Governor Sean Parnell rolled out his budget plan for the next fiscal year today. The budget proposal focuses on resource and energy development, transportation and infrastructure, public safety, military support and education.
In the coming fiscal year, the governor says he was able to cut state spending by nearly 1.1 billion and also held the state operating budget to less than one percent growth, but as the governor prepared next year’s budget proposal he had to face the facts.
Governor Sean Parnell said, “My main priority was to spend less given that we had less revenue.”
The facts, according to Governor Parnell, are that oil production and oil prices are down.
"The production decline and rising cost of producing our oil profoundly impacts Alaska's oil revenues," said Gov. Sean Parnell.
This is why the governor is trying to create a fair and balanced approach to oil tax reform.
“The bottom line is we've got to increase production,” said Parnell. “So you'll see me introduce a bill designed to do that. Designed to simplify our tax system, but to also make us more competitive as a state and increase production."
Oil tax reform is something that democratic Senator Hollis French agrees with in theory, but fears that the governor’s oil tax reform will create a problem for the budget.
“The question going forward for this year is how big of a hole will the governor's oil tax bill create in the budget,” said French. “We're basically running along right now with enough money coming in from our oil taxes to pay for state government.”
As for the governor rolling out his new budget proposal today claiming to have cut more than a billion dollars in state spending, most of which comes from the capitol budget.
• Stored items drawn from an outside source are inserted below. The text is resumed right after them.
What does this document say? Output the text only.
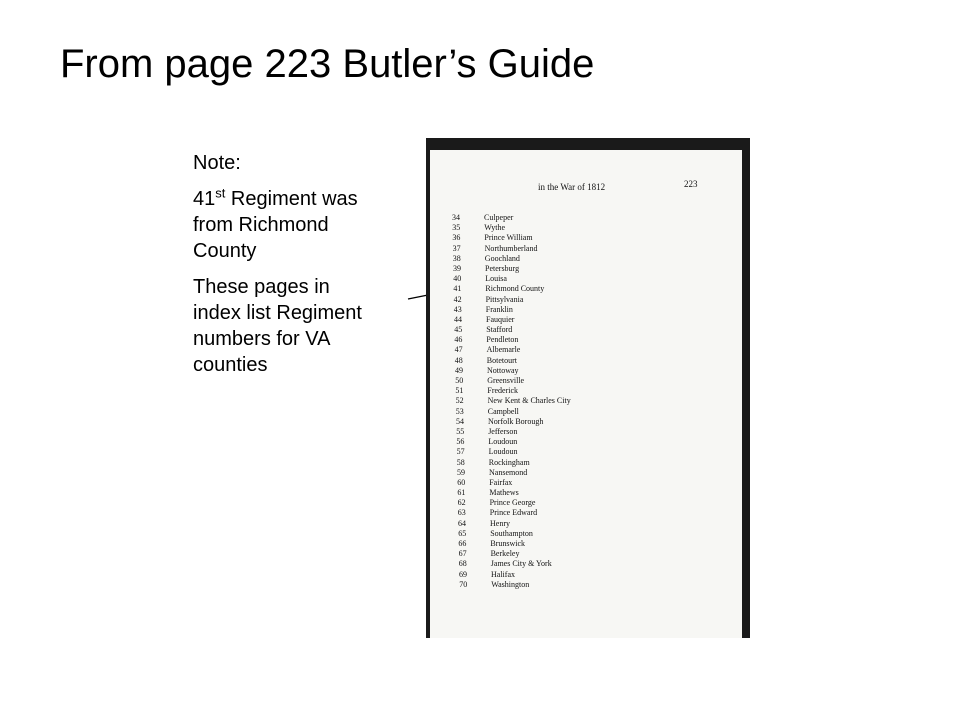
From page 223 Butler’s Guide

Note:

41st Regiment was from Richmond County

These pages in index list Regiment numbers for VA counties

in the War of 1812	223
34	Culpeper
35	Wythe
36	Prince William
37	Northumberland
38	Goochland
39	Petersburg
40	Louisa
41	Richmond County
42	Pittsylvania
43	Franklin
44	Fauquier
45	Stafford
46	Pendleton
47	Albemarle
48	Botetourt
49	Nottoway
50	Greensville
51	Frederick
52	New Kent & Charles City
53	Campbell
54	Norfolk Borough
55	Jefferson
56	Loudoun
57	Loudoun
58	Rockingham
59	Nansemond
60	Fairfax
61	Mathews
62	Prince George
63	Prince Edward
64	Henry
65	Southampton
66	Brunswick
67	Berkeley
68	James City & York
69	Halifax
70	Washington
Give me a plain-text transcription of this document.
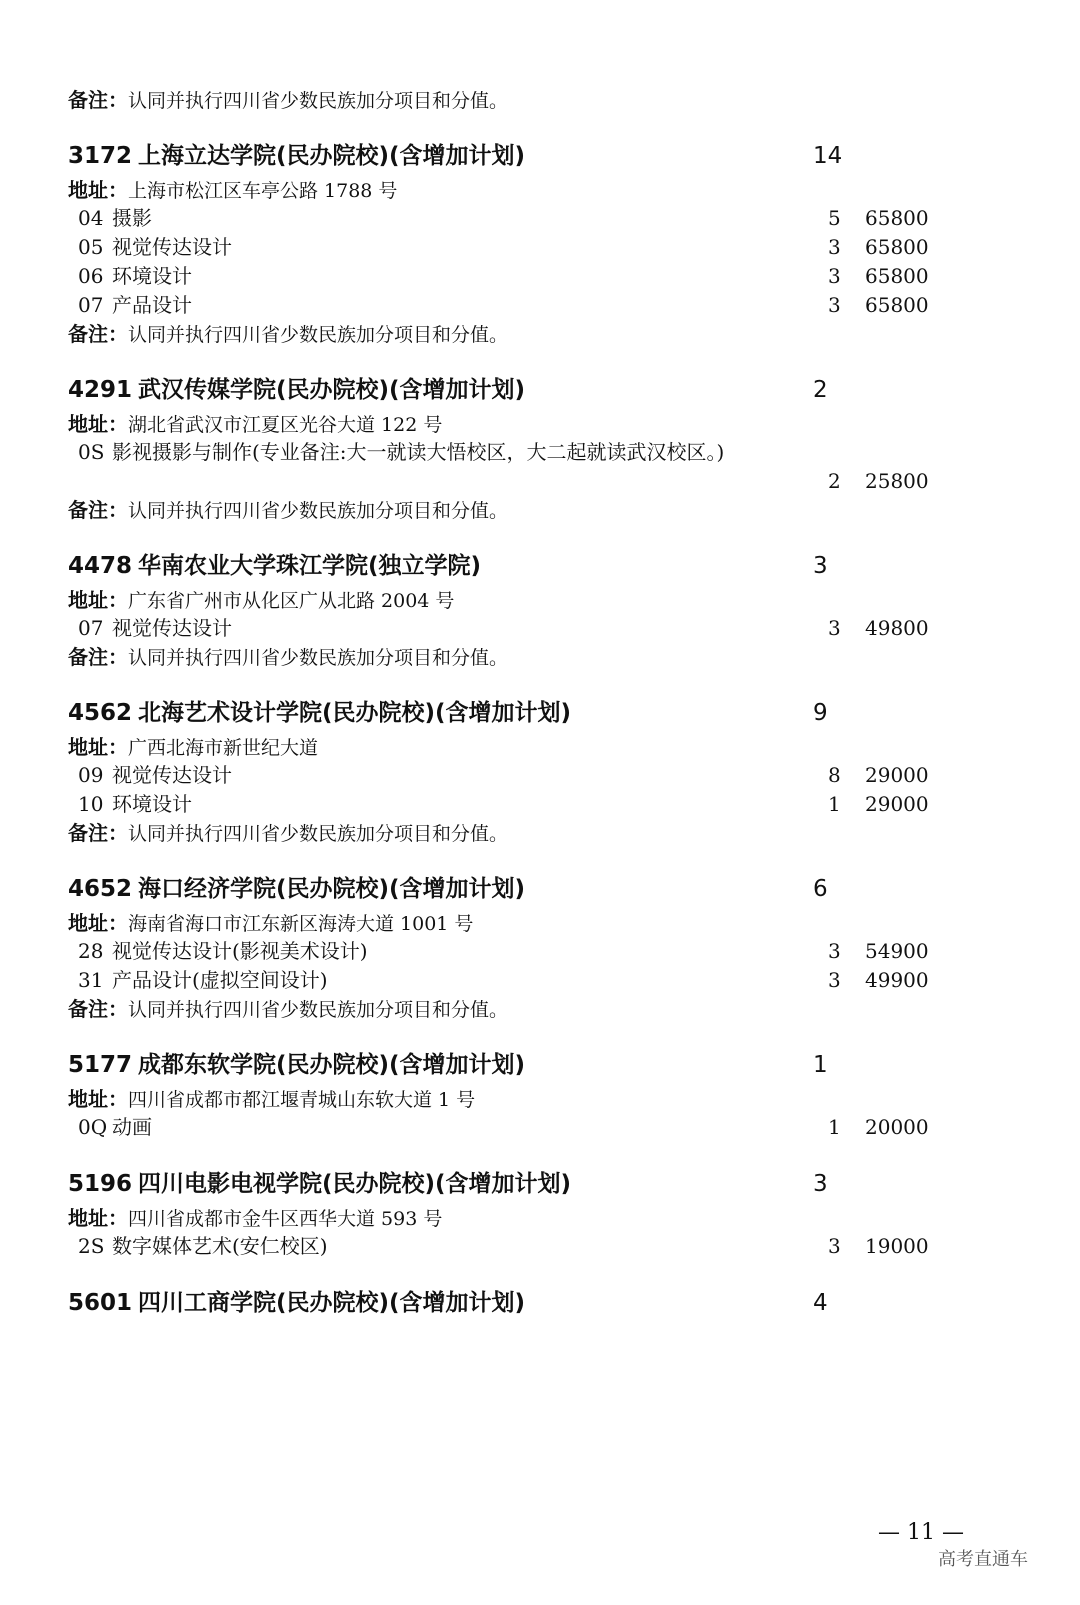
备注：认同并执行四川省少数民族加分项目和分值。
3172 上海立达学院(民办院校)(含增加计划)	14
地址：上海市松江区车亭公路 1788 号
04 摄影	5 65800
05 视觉传达设计	3 65800
06 环境设计	3 65800
07 产品设计	3 65800
备注：认同并执行四川省少数民族加分项目和分值。
4291 武汉传媒学院(民办院校)(含增加计划)	2
地址：湖北省武汉市江夏区光谷大道 122 号
0S 影视摄影与制作(专业备注:大一就读大悟校区，大二起就读武汉校区。)
2 25800
备注：认同并执行四川省少数民族加分项目和分值。
4478 华南农业大学珠江学院(独立学院)	3
地址：广东省广州市从化区广从北路 2004 号
07 视觉传达设计	3 49800
备注：认同并执行四川省少数民族加分项目和分值。
4562 北海艺术设计学院(民办院校)(含增加计划)	9
地址：广西北海市新世纪大道
09 视觉传达设计	8 29000
10 环境设计	1 29000
备注：认同并执行四川省少数民族加分项目和分值。
4652 海口经济学院(民办院校)(含增加计划)	6
地址：海南省海口市江东新区海涛大道 1001 号
28 视觉传达设计(影视美术设计)	3 54900
31 产品设计(虚拟空间设计)	3 49900
备注：认同并执行四川省少数民族加分项目和分值。
5177 成都东软学院(民办院校)(含增加计划)	1
地址：四川省成都市都江堰青城山东软大道 1 号
0Q 动画	1 20000
5196 四川电影电视学院(民办院校)(含增加计划)	3
地址：四川省成都市金牛区西华大道 593 号
2S 数字媒体艺术(安仁校区)	3 19000
5601 四川工商学院(民办院校)(含增加计划)	4
— 11 —
高考直通车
“Capital spending in Alaska always goes up and down with the price of oil,” said French. “So by reducing capital spending, that's not really a cut it's just less spending for new roads, news schools, new infrastructure.”
In general, Senator French and Governor Parnell both call this budget proposal status quo, proposing a budget that totals 12-point-eight billion dollars. The Governor’s budget leaves more than $500 million in surplus revenue if the revenue of oil production and price holds, based on the current estimates.